Un film de Nicholas Meyer
Il y a longtemps, dans la même galaxie, j'avais subi le premier épisode cinématographique de la série Star Trek : le fait que Robert Wise œuvrait au poste de réalisateur, me laissait penser que ça ne devait pas être si mauvais. Bien mal m'en a pris, car deux heures durant, un ennui féroce, de ceux qui vous énervent, m'avait envahi. Ne connaissant pas l'univers touffu de Gene Roddenberry et tentant de dévorer tout ce qui ressemble de près ou de loin à de la science-fiction, je décidai récemment de m'y remettre avec ce numéro 2. Et cette fois, ça a pris.
Après un générique contemplatif nous faisant voyager aux confins de l'espace, le film commence par une séquence atypique, montrant une femme aux commandes de l'Enterprise, le vaisseau historique de Kirk et Spock. Il s'agit de la mimi Kirstie Alley, charmante avec ses oreilles pointues. On avait laissé le vaisseau dans les mains du vieillissant équipage des origines (le même depuis la série télé originelle de 1966) à la fin de Star Trek, le film ; or là un vent de jeunisme semblait souffler. Cette première séquence cachait un test pour les nouvelles recrues de la compagnie. L'épisode est ainsi marqué par une réflexion sur la vieillesse, Kirk le premier ayant l'impression tenace d'être dépassé, lui autrefois symbole de l'aventure à risques, aujourd'hui forcé de chausser ses lunettes pour lire, cantonné au rôle d'instructeur pour la génération émergente (bien qu'il s'agisse d'une promotion, sur le strict plan hiérarchique).
Parallèlement au questionnement de Kirk sur le sens qu'il peut encore donner à sa vie, resurgit du passé Kahn, homme que Kirk a autrefois laissé végéter sur une lointaine planète (vu dans un des premiers épisodes de la série, il est incarné dans les deux cas par Ricardo Montalban). L'ennemi, comme le héros, est vieillissant, mais fait montre d'une énergie certaine à l'exécution de sa vengeance. Sa tenue étrange, offrant un décolleté généreux, préfigure les combinaisons Fremen de Dune (David Lynch, 1984) ; le film est ainsi marqué dans son look par les années 80, offrant un aperçu de ce que seront les bad guys excentriques de Mad Max 2 (George Miller). Au passage, on observe la torture inventive et dérangeante imposée à des membres de Starfleet : des vers s'introduisent dans leurs conduits auditifs, transformant les opposants en de dociles agneaux prêts à offrir leur services.
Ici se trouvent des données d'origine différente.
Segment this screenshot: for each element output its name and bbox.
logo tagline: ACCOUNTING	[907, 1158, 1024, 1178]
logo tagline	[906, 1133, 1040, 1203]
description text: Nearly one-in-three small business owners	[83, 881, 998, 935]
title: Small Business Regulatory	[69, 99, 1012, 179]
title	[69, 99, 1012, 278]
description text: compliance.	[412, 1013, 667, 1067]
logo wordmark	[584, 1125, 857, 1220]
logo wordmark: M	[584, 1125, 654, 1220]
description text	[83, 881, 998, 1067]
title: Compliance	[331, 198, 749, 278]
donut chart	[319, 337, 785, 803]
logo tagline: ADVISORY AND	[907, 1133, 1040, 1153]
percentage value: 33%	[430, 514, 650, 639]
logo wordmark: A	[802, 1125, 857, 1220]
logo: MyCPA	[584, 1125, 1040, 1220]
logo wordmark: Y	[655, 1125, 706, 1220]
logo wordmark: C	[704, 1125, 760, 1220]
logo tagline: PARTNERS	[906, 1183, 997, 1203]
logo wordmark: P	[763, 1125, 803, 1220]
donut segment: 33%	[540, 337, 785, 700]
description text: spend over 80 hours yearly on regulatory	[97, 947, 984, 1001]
Le cœur du film est une machine de terraformation, Genesis, qui permet de transformer n'importe quelle planète aride en oasis foisonnante. La démonstration de son fonctionnement occasionne par ailleurs une des premières séquences d'effets spéciaux de synthèse, réalisée par ILM, qui s'avère encore aujourd'hui tout à fait convaincante. Les plans composites montrant une partie de planète verdoyante participent aussi à rehausser un ensemble visuel autrement courant.
Le film revendique sa dimension serialesque, avec ses méchants caricaturaux, et le regretté Ricardo Montalban, habitué des séries (La planète des singes, L'île fantastique) offre tout son panache et sa démesure pour incarner un personnage si excentrique.
James Horner, qui signe la musique du film, y invente des mouvements qu'il reprendra dans Aliens (James Cameron, 1986) quelques années plus tard ; son accompagnement s'avère efficace, mais est surclassé par ses travaux ultérieurs.
Les relations Kirk / Spock trouvent dans le film une résonance particulière, concernant la trajectoire du Capitaine historique et pour la fin du film, qu'on ne dévoilera évidemment pas. La bonne tenue de cet ensemble encourage en tous les cas à la récidive dans cet univers, Nicholas Meyer (le très bon C'était demain, 1979, avec Malcolm McDowell en H.G. Wells) réussissant à donner corps à une dramaturgie limpide même pour les novices de l'univers, tout en rendant proche chacun des personnages.